What is your view on the ongoing National Company Law Tribunal (NCLT) process and growth of distress funds and asset reconstruction companies (ARCs)?
The first outcome of the NCLT process will be known by early next year. Whether ultimately transactions get concluded through domestic buyers, foreign strategic investors or specialist funds, the NCLT cases will get gradually resolved and NPAs (non-performing assets) will get cleaned up. The pace of new cases referred to NCLT will increase. Some of the NCLT cases are also a good opportunity for global credit funds/domestic ARCs who can assemble a management team comprising of senior industry veterans to turn around a business. In summary, this will be an interesting and new area of growth for the banking business.
Why have growth investments by PEs dipped while buyout transactions are growing?

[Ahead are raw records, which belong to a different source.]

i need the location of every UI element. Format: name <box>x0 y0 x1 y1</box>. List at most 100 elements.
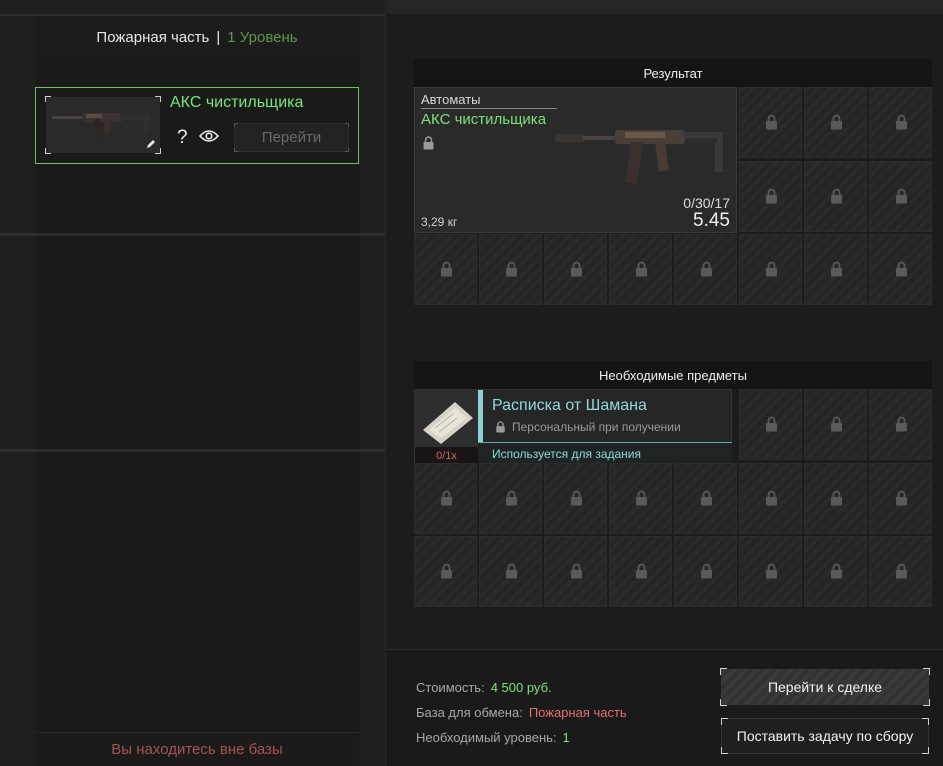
locked-slot <box>414 536 477 607</box>
locked-slot <box>869 160 932 232</box>
locked-slot <box>869 462 932 534</box>
locked-slot <box>674 536 737 607</box>
locked-slot <box>804 234 867 305</box>
section-divider <box>0 449 386 452</box>
quest-usage-note: Используется для задания <box>478 442 732 464</box>
required-item-card[interactable]: 0/1x Расписка от Шамана Персональный при… <box>414 389 732 464</box>
lock-icon <box>831 563 842 579</box>
personal-note: Персональный при получении <box>495 420 681 434</box>
lock-icon <box>896 261 907 277</box>
result-title: Результат <box>414 59 932 87</box>
station-name: Пожарная часть <box>96 28 210 46</box>
lock-icon <box>636 490 647 505</box>
locked-slot <box>609 536 672 607</box>
lock-icon <box>896 188 907 203</box>
required-title: Необходимые предметы <box>414 361 932 389</box>
top-strip <box>387 0 943 14</box>
lock-icon <box>701 261 712 277</box>
station-level: 1 Уровень <box>227 28 298 46</box>
rifle-icon <box>555 130 723 184</box>
locked-slot <box>609 234 672 305</box>
locked-slot <box>739 87 802 158</box>
locked-slot <box>609 462 672 534</box>
goto-button-label: Перейти <box>261 129 322 146</box>
lock-icon <box>571 261 582 277</box>
goto-button[interactable]: Перейти <box>234 123 349 152</box>
lock-icon <box>636 261 647 277</box>
required-item-name: Расписка от Шамана <box>492 397 647 414</box>
lock-icon <box>636 563 647 579</box>
lock-icon <box>766 416 777 432</box>
locked-slot <box>804 462 867 534</box>
locked-slot <box>739 536 802 607</box>
locked-slot <box>739 462 802 534</box>
locked-slot <box>674 462 737 534</box>
locked-slot <box>869 234 932 305</box>
lock-icon <box>423 136 434 150</box>
locked-slot <box>804 536 867 607</box>
lock-icon <box>831 261 842 277</box>
lock-icon <box>831 114 842 130</box>
locked-slot <box>479 462 542 534</box>
lock-icon <box>766 114 777 130</box>
locked-slot <box>544 234 607 305</box>
lock-icon <box>896 114 907 130</box>
locked-slot <box>869 389 932 460</box>
lock-icon <box>766 188 777 203</box>
lock-icon <box>506 563 517 579</box>
station-item-name: АКС чистильщика <box>170 94 304 111</box>
station-craft-item[interactable]: АКС чистильщика ? Перейти <box>35 87 359 164</box>
set-gather-task-button[interactable]: Поставить задачу по сбору <box>721 718 929 754</box>
locked-slot <box>804 87 867 158</box>
locked-slot <box>544 462 607 534</box>
locked-slot <box>739 234 802 305</box>
item-thumbnail[interactable] <box>45 96 161 154</box>
cost-row: Стоимость: 4 500 руб. <box>416 680 552 695</box>
lock-icon <box>571 563 582 579</box>
status-text: Вы находитесь вне базы <box>111 741 283 758</box>
go-to-deal-button[interactable]: Перейти к сделке <box>720 668 930 706</box>
locked-slot <box>739 160 802 232</box>
locked-slot <box>674 234 737 305</box>
lock-icon <box>896 490 907 505</box>
lock-icon <box>831 416 842 432</box>
lock-icon <box>441 261 452 277</box>
locked-slot <box>544 536 607 607</box>
lock-icon <box>896 416 907 432</box>
item-category: Автоматы <box>421 92 557 109</box>
level-row: Необходимый уровень: 1 <box>416 730 570 745</box>
locked-slot <box>869 536 932 607</box>
level-value: 1 <box>562 730 570 745</box>
base-value: Пожарная часть <box>528 705 627 720</box>
result-item-card[interactable]: Автоматы АКС чистильщика 3,29 кг 0/30/17… <box>414 87 737 233</box>
station-header: Пожарная часть | 1 Уровень <box>35 16 359 58</box>
lock-icon <box>441 563 452 579</box>
locked-slot <box>804 160 867 232</box>
receipt-icon <box>423 402 473 444</box>
left-panel: Пожарная часть | 1 Уровень АКС чистильщи… <box>0 0 386 766</box>
lock-icon <box>506 490 517 505</box>
locked-slot <box>869 87 932 158</box>
outside-base-status: Вы находитесь вне базы <box>35 732 359 766</box>
cost-value: 4 500 руб. <box>490 680 552 695</box>
locked-slot <box>414 234 477 305</box>
locked-slot <box>804 389 867 460</box>
locked-slot <box>739 389 802 460</box>
lock-icon <box>831 490 842 505</box>
lock-icon <box>896 563 907 579</box>
locked-slot <box>414 462 477 534</box>
right-panel: Результат Автоматы АКС чистильщика 3,29 … <box>387 0 943 766</box>
quest-accent-bar <box>478 390 483 442</box>
eye-icon[interactable] <box>199 129 219 143</box>
ammo-count: 0/30/17 <box>683 195 730 211</box>
help-icon[interactable]: ? <box>177 127 188 149</box>
required-count: 0/1x <box>415 447 478 464</box>
result-item-name: АКС чистильщика <box>421 111 547 128</box>
lock-icon <box>441 490 452 505</box>
lock-icon <box>571 490 582 505</box>
lock-icon <box>496 421 505 433</box>
rifle-icon <box>52 113 150 141</box>
locked-slot <box>479 234 542 305</box>
edit-icon[interactable] <box>145 138 157 150</box>
locked-slot <box>479 536 542 607</box>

The primary reason for this is that the size of PE funds and firepower they have is growing. We have seen the size of funds dedicated to Asian markets increasing to $8-10 billion compared to around $4-5 billion earlier. There are more dedicated Asia funds being raised in addition to global funds. Also, in markets like India, we now have several private equity investors who have a very healthy track record with exits and strong return of capital. This has also given them a high degree of confidence in pursing the larger-sized buyout opportunities as and when they come. In such cases, they also have much better control over the business and exit terms, making it a more compelling opportunity for them to pursue.
How significant are pension funds and what role can they play in the Indian economy?
The relative size of these funds and the capital they can deploy is enormous. They have also done really well across global markets but currently have very little exposure to India, allowing them to meaningfully expand the size of their investments here. Also, they do not have a legacy of poor investments given that they are relatively new to India. They generally look at businesses where size and scale is large and where the ability to hold assets for a much longer period is an important differentiator. Many of them have anyway been important LP investors in larger infrastructure and private equity funds, have a much better understanding of the business in India now and are looking for more direct investment opportunities typically for significant minority stakes.